Développement rural : Direction des Voies de Desserte Agricole : bilan positif mais…

Direction technique de l’administration du Développement Rural, la Direction des Voies de Desserte Agricole(DVDA) a présenté, hier lundi 10 février 2014 à son siège de Gombe, son bilan de l’année 2013. Face à une brochette des journalistes, les Ingénieurs Donatien Kasongo Ilunga et Adolphe Fika Ntumba se sont prêtés à cet exercice sur fond de satisfaction d’avoir répondu aux attentes de la population paysanne de la RDC, en réhabilitant et en entretenant 5065 km des pistes rurales à travers le pays, dont 700km  réparés et 4365km conservés. A les en croire, les travaux réalisés par la DVDA ont sans nul doute contribué à la fluidité des trafics entre les bassins de haute production agricole bien ciblés et les centres de consommation, l’évacuation aisée des produits agricoles étant un des éléments devant mener à la sécurité et à l’autosuffisance alimentaires.

En effet, ont-ils indiqué, à la fin de l’année 2013, le Bandundu s’est retrouvé avec 110km réhabilités et 510,7 km entretenus, tandis que le Bas-Congo a eu 40km réhabilités et 340 entretenus. L’Equateur a bénéficié d’une réhabilitation de 110km et d’un entretien de 399km, au moment où au Kasaï Occidental, la DVDA a réhabilité 40km et assuré l’entretien de 330km. Au Kasaï Oriental voisin, il y a 40 km de ses pistes rurales réhabilitées et 346 entretenues. 110km ont été réhabilités et 536 km entretenus au KATANGA, alors que la capitale Kinshasa a eu pour son compte 20  réparés et 295 km sauvegardés, le Maniema (40 et 343,62 km), le Nord-Kivu (40 et 475 km), la Province Orientale (110 et 459 km) et enfin le Sud-Kivu (40 et 320 km). «Tous ces chiffres correspondent aux prévisions de la DVDA pour 2013. Ce qui revient à dire que le taux d’exécution des travaux est de cent pour cent… », ont-ils souligné.

Travaux de construction, de réhabilitation et d’entretien nécessitant des moyens colossaux, la DVDA s’est appuyée sur deux bailleurs de fonds pour leur exécution : le Gouvernement pour le volet réhabilitation, tandis que la partie entretien est prise en charge par le FONER (Fonds National d’Entretien Routier).
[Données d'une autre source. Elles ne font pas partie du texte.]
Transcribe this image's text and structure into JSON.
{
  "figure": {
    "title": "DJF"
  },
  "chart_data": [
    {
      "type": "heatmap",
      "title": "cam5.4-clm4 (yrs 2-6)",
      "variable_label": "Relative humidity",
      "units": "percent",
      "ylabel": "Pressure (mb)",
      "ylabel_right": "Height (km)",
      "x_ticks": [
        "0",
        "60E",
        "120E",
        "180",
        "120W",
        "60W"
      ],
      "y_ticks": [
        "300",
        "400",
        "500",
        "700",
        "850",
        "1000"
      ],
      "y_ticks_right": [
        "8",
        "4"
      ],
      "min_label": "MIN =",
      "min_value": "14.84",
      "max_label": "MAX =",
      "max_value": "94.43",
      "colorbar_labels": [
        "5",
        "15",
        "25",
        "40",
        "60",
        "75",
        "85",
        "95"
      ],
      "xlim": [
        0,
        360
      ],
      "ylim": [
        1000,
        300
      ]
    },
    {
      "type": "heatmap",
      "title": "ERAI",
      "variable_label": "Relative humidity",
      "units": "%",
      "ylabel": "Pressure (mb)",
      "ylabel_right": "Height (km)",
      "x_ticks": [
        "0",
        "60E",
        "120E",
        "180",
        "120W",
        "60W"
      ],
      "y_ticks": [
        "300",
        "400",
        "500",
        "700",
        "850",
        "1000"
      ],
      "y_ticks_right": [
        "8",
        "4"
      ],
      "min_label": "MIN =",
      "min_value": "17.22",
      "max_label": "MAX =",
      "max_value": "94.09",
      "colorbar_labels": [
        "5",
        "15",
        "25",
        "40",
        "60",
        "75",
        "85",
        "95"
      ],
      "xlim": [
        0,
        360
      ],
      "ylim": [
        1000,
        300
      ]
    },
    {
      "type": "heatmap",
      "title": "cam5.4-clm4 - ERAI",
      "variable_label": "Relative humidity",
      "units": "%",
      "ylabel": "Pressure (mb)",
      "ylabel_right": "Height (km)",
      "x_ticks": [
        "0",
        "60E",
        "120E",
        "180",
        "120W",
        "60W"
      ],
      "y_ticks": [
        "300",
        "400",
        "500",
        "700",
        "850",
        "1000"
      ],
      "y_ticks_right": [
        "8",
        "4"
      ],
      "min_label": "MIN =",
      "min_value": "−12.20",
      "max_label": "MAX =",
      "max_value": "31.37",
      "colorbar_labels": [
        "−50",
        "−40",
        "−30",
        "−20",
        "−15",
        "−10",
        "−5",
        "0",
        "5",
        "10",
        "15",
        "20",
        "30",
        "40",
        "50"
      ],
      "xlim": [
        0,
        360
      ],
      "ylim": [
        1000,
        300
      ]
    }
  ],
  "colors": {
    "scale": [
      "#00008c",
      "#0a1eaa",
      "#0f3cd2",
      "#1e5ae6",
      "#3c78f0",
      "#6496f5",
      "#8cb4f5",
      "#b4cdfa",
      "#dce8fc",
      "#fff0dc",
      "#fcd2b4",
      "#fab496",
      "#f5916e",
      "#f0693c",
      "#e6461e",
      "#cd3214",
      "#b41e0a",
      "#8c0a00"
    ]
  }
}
Au cours de cette même année 2013, la DVDA a supervisé les travaux de désenclavement du pays grâce à l’appui des partenaires techniques et financiers de la RDC, notamment la CTB, la BM, le FIDA, la BAD, la FAO et autres. Pour ce cas précis,  le rôle des techniciens de la DVDA se limite à sanctionner positivement ou négativement les travaux qui ont répondu aux normes requises ou pas. Et ce, avant la réception définitive des ouvrages.

 Aubaine pour les paysans…

Pour mener à bon port ses activités sur le terrain, la DVDA a confié leur exécution aux différentes structures remplissant des conditions requises et utilisant la méthode de la haute intensité de la main-d’œuvre dite HIMO. Ce, suivant les mécanismes prévus par la loi sur les marchés publics. La main-d’œuvre est recrutée parmi les paysans habitant l’espace traversé par l’axe à réhabiliter ou à entretenir. Cela signifie que la DVDA contribue à l’allégement de la pauvreté des couches sociales défavorisées, précisent les ingénieurs.

            Pour garantir la durabilité des ouvrages réalisés, elle a assuré la formation des comités locaux d’entretien routier sur chaque axe où elle est intervenue. Il en est de même pour les axes travaillés par les partenaires.

            Cependant, un rendez-vous et non des moindres n’a pas eu lieu en 2013. Celui de l’entretien et du balisage des cours d’eau navigables de 3è et 4è catégories, qui devraient être prises en compte par  les mêmes bailleurs. Les actions annuelles se sont limitées à la remise en état des ponts de passage sur les cours d’eau reliant les pistes entretenues par la réparation des ponts  sous financement du FONER. Les animateurs de la DVDA ont déclaré espérer que le retard observé dans ce volet sera rattrapé et corrigé en 2014.